Após STJ decidir contra, STF reacende tese da não incidência do IPI no importado

09/08/2016

Priscila Garcia Secani - Publicado no Migalhas, em 09/08/2016.

Após mudança de entendimento, o Superior Tribunal de Justiça decidiu no EResp nº 1.403.532/SC pela legalidade da incidência do Imposto sobre Produto Industrializado (IPI)  na revenda de produto importado, fundamentado na previsão contida no artigo 46 do Código Tributário Nacional, afastando as alegações dos contribuintes sobre a existência de bitributação.

Contudo, a matéria chegou ao Supremo Tribunal Federal, que reconheceu em 01.07.2016 a Repercussão Geral do tema no Recurso Extraordinário nº 946.648 (Tema 906) e apreciará, agora sob o enfoque constitucional, se é legítima ou não a cobrança de IPI na revenda de produto importado, o que reanima a discussão e a esperança de contribuintes.

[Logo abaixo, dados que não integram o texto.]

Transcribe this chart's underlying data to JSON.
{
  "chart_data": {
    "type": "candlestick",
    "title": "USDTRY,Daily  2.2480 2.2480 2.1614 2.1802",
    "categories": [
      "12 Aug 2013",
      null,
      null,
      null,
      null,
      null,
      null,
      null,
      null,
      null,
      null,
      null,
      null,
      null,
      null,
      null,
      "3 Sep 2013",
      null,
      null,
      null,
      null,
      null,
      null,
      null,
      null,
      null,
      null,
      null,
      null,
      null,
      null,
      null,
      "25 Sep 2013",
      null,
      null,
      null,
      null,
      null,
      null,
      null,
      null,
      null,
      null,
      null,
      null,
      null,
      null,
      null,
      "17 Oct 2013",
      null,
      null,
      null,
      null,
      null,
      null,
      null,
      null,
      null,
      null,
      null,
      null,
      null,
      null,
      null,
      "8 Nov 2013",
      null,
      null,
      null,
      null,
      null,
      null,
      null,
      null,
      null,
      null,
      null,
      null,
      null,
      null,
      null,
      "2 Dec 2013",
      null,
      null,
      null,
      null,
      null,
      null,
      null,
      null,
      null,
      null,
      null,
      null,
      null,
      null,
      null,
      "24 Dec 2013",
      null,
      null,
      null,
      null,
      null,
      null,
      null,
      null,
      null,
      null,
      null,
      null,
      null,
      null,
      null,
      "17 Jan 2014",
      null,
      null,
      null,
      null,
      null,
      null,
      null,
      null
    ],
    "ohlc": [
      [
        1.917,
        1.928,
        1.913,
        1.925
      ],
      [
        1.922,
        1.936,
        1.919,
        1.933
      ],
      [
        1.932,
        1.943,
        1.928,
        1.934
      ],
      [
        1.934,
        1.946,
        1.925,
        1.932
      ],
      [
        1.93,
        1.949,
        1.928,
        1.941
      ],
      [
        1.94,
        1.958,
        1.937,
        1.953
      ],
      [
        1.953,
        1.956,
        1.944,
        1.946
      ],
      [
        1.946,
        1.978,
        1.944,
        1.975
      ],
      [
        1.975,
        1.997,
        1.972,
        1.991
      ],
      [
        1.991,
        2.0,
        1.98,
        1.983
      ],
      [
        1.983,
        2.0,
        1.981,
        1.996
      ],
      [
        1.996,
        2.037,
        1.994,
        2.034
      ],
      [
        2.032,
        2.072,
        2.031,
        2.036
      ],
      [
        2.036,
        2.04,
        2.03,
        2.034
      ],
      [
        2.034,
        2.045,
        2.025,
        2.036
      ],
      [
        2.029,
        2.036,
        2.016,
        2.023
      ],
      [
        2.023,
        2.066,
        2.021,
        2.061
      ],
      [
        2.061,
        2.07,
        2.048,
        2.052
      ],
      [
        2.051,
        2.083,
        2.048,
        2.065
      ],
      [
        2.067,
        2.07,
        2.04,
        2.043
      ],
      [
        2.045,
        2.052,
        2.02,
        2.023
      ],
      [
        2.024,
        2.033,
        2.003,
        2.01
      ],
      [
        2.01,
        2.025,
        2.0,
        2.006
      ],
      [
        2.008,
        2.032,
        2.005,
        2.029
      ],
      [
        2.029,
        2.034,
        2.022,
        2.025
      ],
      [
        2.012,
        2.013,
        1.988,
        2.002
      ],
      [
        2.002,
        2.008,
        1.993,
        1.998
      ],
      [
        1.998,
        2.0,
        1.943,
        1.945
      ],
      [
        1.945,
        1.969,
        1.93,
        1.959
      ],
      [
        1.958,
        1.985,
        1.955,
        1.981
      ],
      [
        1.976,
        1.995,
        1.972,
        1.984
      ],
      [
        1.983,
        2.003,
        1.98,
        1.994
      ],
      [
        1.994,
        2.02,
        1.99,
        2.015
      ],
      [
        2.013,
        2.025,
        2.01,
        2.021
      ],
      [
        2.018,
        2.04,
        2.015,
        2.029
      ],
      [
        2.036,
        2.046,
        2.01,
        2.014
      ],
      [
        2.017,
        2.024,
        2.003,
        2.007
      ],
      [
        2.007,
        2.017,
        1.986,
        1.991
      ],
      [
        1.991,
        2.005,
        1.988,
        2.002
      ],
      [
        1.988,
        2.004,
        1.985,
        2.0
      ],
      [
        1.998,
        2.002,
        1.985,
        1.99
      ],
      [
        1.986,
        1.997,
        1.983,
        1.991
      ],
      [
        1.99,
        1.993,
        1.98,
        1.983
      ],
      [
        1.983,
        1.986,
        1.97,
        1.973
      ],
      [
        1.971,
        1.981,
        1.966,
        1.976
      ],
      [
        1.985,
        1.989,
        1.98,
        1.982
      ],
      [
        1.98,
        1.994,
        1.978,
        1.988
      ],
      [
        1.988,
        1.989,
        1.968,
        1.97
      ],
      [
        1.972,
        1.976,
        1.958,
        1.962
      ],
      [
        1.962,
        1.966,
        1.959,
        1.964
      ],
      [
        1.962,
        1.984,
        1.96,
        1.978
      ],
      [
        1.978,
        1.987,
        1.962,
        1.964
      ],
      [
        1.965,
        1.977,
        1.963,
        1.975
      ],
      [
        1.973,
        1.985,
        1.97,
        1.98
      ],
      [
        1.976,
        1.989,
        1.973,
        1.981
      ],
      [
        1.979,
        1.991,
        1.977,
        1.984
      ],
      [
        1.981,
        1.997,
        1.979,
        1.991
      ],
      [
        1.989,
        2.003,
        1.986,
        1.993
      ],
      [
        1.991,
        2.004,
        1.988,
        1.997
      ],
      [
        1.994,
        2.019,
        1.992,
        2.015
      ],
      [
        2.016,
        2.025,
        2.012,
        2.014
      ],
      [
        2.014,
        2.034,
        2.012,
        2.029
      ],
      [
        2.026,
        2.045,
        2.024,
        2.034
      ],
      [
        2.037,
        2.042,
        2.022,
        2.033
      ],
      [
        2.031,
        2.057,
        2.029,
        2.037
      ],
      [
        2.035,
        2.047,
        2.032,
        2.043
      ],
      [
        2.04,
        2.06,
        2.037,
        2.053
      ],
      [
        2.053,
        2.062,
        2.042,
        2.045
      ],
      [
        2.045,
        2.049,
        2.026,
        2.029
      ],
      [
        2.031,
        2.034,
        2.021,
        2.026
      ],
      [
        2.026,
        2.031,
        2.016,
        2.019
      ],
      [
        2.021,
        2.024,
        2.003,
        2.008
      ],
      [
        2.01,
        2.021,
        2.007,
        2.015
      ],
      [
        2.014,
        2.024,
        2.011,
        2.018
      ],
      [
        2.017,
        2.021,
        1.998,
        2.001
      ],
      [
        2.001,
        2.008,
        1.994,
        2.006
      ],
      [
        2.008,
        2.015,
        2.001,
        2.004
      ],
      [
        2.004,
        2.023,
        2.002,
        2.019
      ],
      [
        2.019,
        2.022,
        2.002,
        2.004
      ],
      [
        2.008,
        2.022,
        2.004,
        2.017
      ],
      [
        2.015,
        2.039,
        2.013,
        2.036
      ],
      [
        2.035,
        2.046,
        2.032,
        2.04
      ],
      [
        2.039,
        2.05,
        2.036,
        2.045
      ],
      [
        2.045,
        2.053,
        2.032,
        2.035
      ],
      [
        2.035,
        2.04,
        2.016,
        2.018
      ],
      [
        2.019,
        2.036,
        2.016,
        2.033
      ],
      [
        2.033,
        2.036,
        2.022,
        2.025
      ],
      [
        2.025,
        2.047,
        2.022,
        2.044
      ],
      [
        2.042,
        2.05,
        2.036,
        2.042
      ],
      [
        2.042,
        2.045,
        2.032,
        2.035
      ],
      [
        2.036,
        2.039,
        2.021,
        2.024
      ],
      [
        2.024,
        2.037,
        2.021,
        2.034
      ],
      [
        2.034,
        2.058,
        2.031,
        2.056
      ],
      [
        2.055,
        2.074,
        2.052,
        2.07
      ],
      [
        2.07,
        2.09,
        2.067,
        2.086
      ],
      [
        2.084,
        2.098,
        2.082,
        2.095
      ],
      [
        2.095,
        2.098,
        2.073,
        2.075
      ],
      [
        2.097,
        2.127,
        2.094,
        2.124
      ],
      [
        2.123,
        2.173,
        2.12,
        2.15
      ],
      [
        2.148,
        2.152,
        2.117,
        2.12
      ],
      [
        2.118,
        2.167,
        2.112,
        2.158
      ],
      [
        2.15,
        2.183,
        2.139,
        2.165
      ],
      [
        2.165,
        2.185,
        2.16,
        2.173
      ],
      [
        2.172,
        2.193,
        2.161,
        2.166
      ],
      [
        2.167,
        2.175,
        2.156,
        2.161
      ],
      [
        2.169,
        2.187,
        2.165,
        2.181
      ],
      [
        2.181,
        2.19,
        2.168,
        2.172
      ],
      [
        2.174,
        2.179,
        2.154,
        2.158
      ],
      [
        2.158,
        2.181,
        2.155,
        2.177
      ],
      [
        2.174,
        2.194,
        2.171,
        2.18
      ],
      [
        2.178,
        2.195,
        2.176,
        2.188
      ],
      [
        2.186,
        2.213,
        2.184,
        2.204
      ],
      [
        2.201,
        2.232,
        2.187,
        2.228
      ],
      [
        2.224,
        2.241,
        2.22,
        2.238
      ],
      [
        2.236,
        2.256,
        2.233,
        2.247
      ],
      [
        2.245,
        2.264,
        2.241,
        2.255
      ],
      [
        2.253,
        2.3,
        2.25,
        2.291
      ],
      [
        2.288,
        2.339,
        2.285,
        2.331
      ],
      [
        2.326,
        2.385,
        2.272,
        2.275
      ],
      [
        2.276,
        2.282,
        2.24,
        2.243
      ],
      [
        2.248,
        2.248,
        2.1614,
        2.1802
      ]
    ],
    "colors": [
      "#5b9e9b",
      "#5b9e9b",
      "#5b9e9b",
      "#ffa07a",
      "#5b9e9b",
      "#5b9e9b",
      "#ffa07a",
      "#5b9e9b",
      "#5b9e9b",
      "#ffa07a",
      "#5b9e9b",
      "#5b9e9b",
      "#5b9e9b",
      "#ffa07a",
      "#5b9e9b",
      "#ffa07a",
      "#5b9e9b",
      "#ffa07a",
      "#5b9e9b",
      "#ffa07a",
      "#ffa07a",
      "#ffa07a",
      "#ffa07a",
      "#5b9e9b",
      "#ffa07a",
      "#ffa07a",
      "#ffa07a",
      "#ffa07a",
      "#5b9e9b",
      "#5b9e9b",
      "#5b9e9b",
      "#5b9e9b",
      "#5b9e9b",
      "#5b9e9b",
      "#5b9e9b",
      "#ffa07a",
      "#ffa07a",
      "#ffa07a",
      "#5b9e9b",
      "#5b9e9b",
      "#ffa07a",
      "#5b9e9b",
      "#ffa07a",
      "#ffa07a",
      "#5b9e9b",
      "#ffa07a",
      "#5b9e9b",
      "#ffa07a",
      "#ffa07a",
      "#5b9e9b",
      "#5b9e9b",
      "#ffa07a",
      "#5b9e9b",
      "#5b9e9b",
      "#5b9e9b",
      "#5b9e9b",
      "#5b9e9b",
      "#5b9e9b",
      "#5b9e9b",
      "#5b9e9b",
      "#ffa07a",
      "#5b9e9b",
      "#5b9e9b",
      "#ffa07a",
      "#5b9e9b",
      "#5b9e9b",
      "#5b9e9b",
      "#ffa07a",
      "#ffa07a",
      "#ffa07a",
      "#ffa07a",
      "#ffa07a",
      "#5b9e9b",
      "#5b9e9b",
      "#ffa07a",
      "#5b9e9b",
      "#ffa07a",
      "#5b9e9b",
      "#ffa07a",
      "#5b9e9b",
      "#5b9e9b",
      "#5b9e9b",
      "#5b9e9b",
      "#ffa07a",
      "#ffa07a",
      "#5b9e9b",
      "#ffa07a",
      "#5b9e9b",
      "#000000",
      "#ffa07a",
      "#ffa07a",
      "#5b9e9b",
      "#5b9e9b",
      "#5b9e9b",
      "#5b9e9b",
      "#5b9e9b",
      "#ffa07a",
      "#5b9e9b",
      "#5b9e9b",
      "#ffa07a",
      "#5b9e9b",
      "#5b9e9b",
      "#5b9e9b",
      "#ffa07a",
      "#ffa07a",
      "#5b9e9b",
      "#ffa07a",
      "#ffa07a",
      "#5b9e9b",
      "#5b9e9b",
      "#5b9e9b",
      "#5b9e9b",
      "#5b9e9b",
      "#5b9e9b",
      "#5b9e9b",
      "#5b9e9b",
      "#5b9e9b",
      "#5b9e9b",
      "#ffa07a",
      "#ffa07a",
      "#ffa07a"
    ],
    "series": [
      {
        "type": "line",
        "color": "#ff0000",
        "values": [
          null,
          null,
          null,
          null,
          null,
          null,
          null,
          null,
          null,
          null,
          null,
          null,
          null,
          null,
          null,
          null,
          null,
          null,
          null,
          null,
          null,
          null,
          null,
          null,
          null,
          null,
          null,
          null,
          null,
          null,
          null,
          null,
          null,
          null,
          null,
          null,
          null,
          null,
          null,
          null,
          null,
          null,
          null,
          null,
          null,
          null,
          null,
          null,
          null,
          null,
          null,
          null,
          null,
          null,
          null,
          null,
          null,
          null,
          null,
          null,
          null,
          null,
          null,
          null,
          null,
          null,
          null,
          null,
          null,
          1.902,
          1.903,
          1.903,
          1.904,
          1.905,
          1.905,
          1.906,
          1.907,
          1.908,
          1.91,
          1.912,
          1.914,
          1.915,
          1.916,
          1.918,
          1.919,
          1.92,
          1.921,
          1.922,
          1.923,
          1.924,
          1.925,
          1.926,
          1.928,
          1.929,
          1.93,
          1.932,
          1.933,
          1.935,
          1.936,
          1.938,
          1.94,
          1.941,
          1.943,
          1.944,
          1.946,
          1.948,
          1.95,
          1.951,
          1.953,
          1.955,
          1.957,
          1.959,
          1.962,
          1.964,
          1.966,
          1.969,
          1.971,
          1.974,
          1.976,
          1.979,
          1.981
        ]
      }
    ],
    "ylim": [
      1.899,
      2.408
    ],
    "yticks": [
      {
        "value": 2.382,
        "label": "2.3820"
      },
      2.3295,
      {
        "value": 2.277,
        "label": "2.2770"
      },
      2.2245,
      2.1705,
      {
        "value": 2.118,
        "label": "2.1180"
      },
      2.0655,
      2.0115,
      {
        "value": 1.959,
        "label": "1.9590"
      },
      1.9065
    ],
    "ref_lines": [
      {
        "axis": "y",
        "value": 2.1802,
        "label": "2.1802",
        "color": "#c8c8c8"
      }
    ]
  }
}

Segundo o Ministro Marco Aurélio, o Recurso Extraordinário foi interposto pelo contribuinte para reforma de acórdão do Tribunal Regional Federal da 4ª Região que entendeu ser devido o imposto tanto no momento do desembaraço aduaneiro como na saída da mercadoria do estabelecimento do importador, independentemente da mercadoria ter ou não passado por processo de industrialização. O TRF4 afastou, ainda, a alegação de bitributação ao entender que seriam fatos geradores distintos, pois sustentou haver “equiparação do importador ao industrial, justificando, desse modo, a cobrança nos dois momentos: o do desembaraço da mercadoria e o da saída do estabelecimento importador para o mercado interno”.

No recurso dirigido ao STF alega-se que houve violação ao Princípio da Isonomia Tributária prevista no artigo 150, inciso II, da Constituição Federal, que veda tratamento diferenciado entre os contribuintes que se encontrem na mesma situação. No caso, o importador seria excessivamente onerado em comparação com o industrial e comerciante nacional com a incidência do IPI em dois momentos.
Na realidade, o que se verifica é que a discussão central diz respeito à constitucionalidade da equiparação do importador ao industrial. Isso porque, no caso, o IPI incide sobre operações em que não ocorre industrialização por qualquer modalidade, o que se mostra incompatível com o artigo 153, inciso II e § 3º da Constituição Federal e, por conseguinte, a tributação em dobro, vez que o imposto já incide no desembaraço, não cabendo nova incidência na revenda.

Embora não conste no pronunciamento do STF sobre Repercussão Geral do tema, a incidência do IPI na saída da mercadoria do estabelecimento do importador sem que tenha havido processo industrial caracteriza tributação da sua circulação, de modo que a bitributação não ocorre entre as duas incidências do IPI e sim com o ICMS, violando o artigo 155, inciso II, da Constituição Federal. Há, ainda, afronta ao artigo III do GATT, que veda a tributação diferenciada aos produtos dos países signatários.

Por outro lado, o fisco alega que a votação ocorrida mediante plenário virtual teve contagem errônea, de modo que por 6x5 a votação teria sido no sentido da não existência de violação à Constituição Federal e, como consequência, o tema não teria Repercussão Geral, mas o STF não se manifestou a esse respeito até o momento.

Ou seja, a tese sobre a não incidência do IPI na revenda de importado, que parecia perdida, voltará a ser debatida, dessa vez no STF, renovando assim as esperanças dos contribuintes.